One of Rohal’s projects was a custom steel staircase with bent 3/8 inch developed trapezoid plate treads that varied in length. “Because the stair was complex and the Advance Steel software was new to me for stairs, I reverted to 2D AutoCAD on this project,” says Rohal. “When I finished checking it, the numbers all seemed to work—but I had a feeling something was just a little off.” So Rohal modeled the stair’s main members and treads in Advance Steel to double-check the work points, using the software as another set of eyes.
“Suddenly I saw what was bothering me,” says Rohal. “There was a small nosing calculation in the developed view of the trapezoid treads that I overlooked in my manual calculations, but was obvious in the 3D model. That one oversight would have meant all the developed treads were a little short—which would have been a big issue. Even as a checking tool, Advance Steel more than paid for itself that year.”

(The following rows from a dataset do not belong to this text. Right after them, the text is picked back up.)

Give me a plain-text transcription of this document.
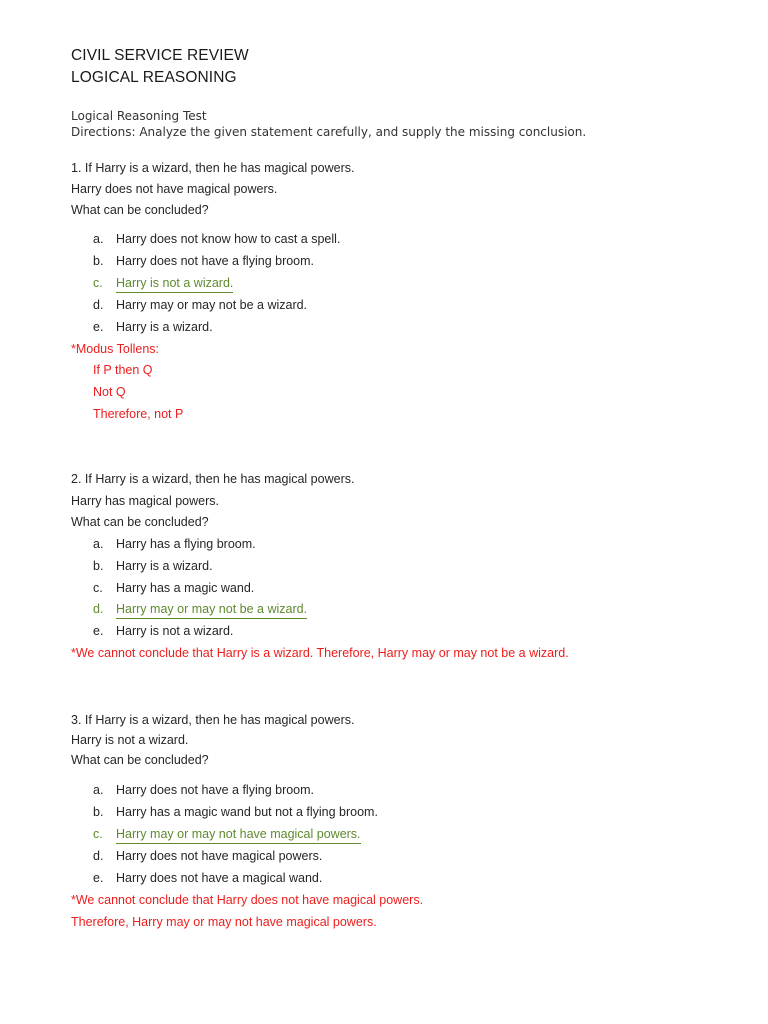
CIVIL SERVICE REVIEW
LOGICAL REASONING
Logical Reasoning Test
Directions: Analyze the given statement carefully, and supply the missing conclusion.
1. If Harry is a wizard, then he has magical powers.
Harry does not have magical powers.
What can be concluded?
a. Harry does not know how to cast a spell.
b. Harry does not have a flying broom.
c. Harry is not a wizard.
d. Harry may or may not be a wizard.
e. Harry is a wizard.
*Modus Tollens:
If P then Q
Not Q
Therefore, not P
2. If Harry is a wizard, then he has magical powers.
Harry has magical powers.
What can be concluded?
a. Harry has a flying broom.
b. Harry is a wizard.
c. Harry has a magic wand.
d. Harry may or may not be a wizard.
e. Harry is not a wizard.
*We cannot conclude that Harry is a wizard. Therefore, Harry may or may not be a wizard.
3. If Harry is a wizard, then he has magical powers.
Harry is not a wizard.
What can be concluded?
a. Harry does not have a flying broom.
b. Harry has a magic wand but not a flying broom.
c. Harry may or may not have magical powers.
d. Harry does not have magical powers.
e. Harry does not have a magical wand.
*We cannot conclude that Harry does not have magical powers.
Therefore, Harry may or may not have magical powers.
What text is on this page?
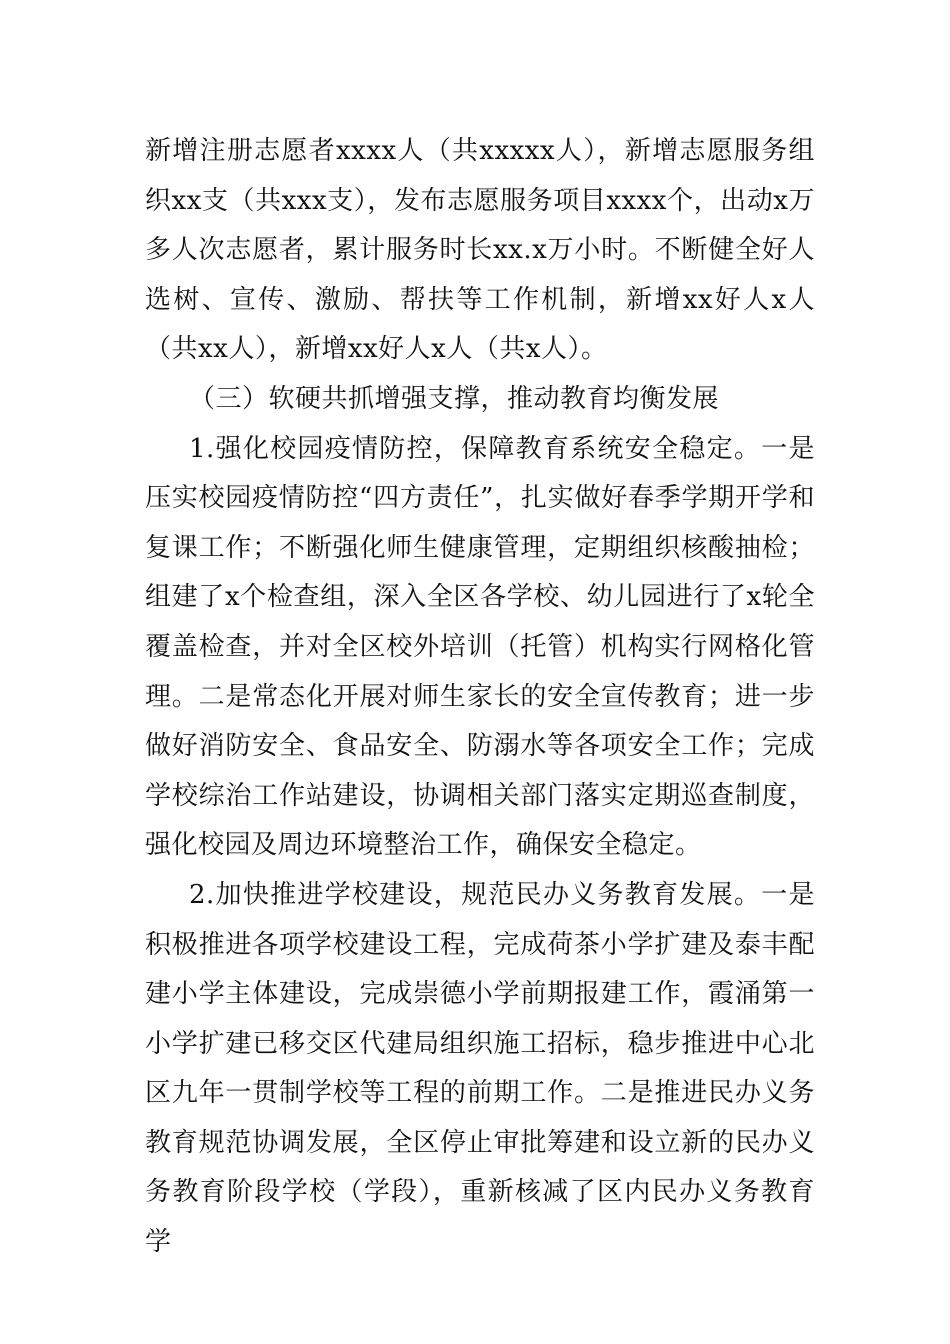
新增注册志愿者xxxx人（共xxxxx人），新增志愿服务组织xx支（共xxx支），发布志愿服务项目xxxx个，出动x万多人次志愿者，累计服务时长xx.x万小时。不断健全好人选树、宣传、激励、帮扶等工作机制，新增xx好人x人（共xx人），新增xx好人x人（共x人）。

（三）软硬共抓增强支撑，推动教育均衡发展

1.强化校园疫情防控，保障教育系统安全稳定。一是压实校园疫情防控“四方责任”，扎实做好春季学期开学和复课工作；不断强化师生健康管理，定期组织核酸抽检；组建了x个检查组，深入全区各学校、幼儿园进行了x轮全覆盖检查，并对全区校外培训（托管）机构实行网格化管理。二是常态化开展对师生家长的安全宣传教育；进一步做好消防安全、食品安全、防溺水等各项安全工作；完成学校综治工作站建设，协调相关部门落实定期巡查制度，强化校园及周边环境整治工作，确保安全稳定。

2.加快推进学校建设，规范民办义务教育发展。一是积极推进各项学校建设工程，完成荷茶小学扩建及泰丰配建小学主体建设，完成崇德小学前期报建工作，霞涌第一小学扩建已移交区代建局组织施工招标，稳步推进中心北区九年一贯制学校等工程的前期工作。二是推进民办义务教育规范协调发展，全区停止审批筹建和设立新的民办义务教育阶段学校（学段），重新核减了区内民办义务教育学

Rohal also uses Navisworks Simulate software and Design Review software (which work well with Advance Steel) to provide his clients and design team with BIM models and comments that can be used for project coordination and clash detection. And occasionally Rohal uses the design team’s Revit model as a reference within Advance Steel. “Advance Steel enhances my competitive position—enabling me to offer additional BIM services to fabricators and provide general contractors, other BIM trades, architects and engineers with coordination models in AutoCAD and Navisworks,” says Rohal.
As a longtime AutoCAD user, Rohal has developed AutoCAD standard details, blocks, and custom operations that he can’t afford to discard. “Since Advance Steel detailing software is built on the AutoCAD platform, I can continue to use my customized AutoCAD data and processes, and also continue to enhance my AutoCAD skills,” says Rohal.
Advance Steel enables him to offer added services, such as the delivery of BIM models and CNC files. The model-based software helps him better communicate with team members on projects and gives him a different point of view during model checking, as if he had another checker looking over his shoulder. But he feels that one of the biggest benefits of Advance Steel is its ‘fun factor’. “Like many detailers in my position, I enjoy my job,” concludes Rohal. “The 3D modeling aspect of Advance Steel is actually fun to use, which makes me enjoy my job even more.”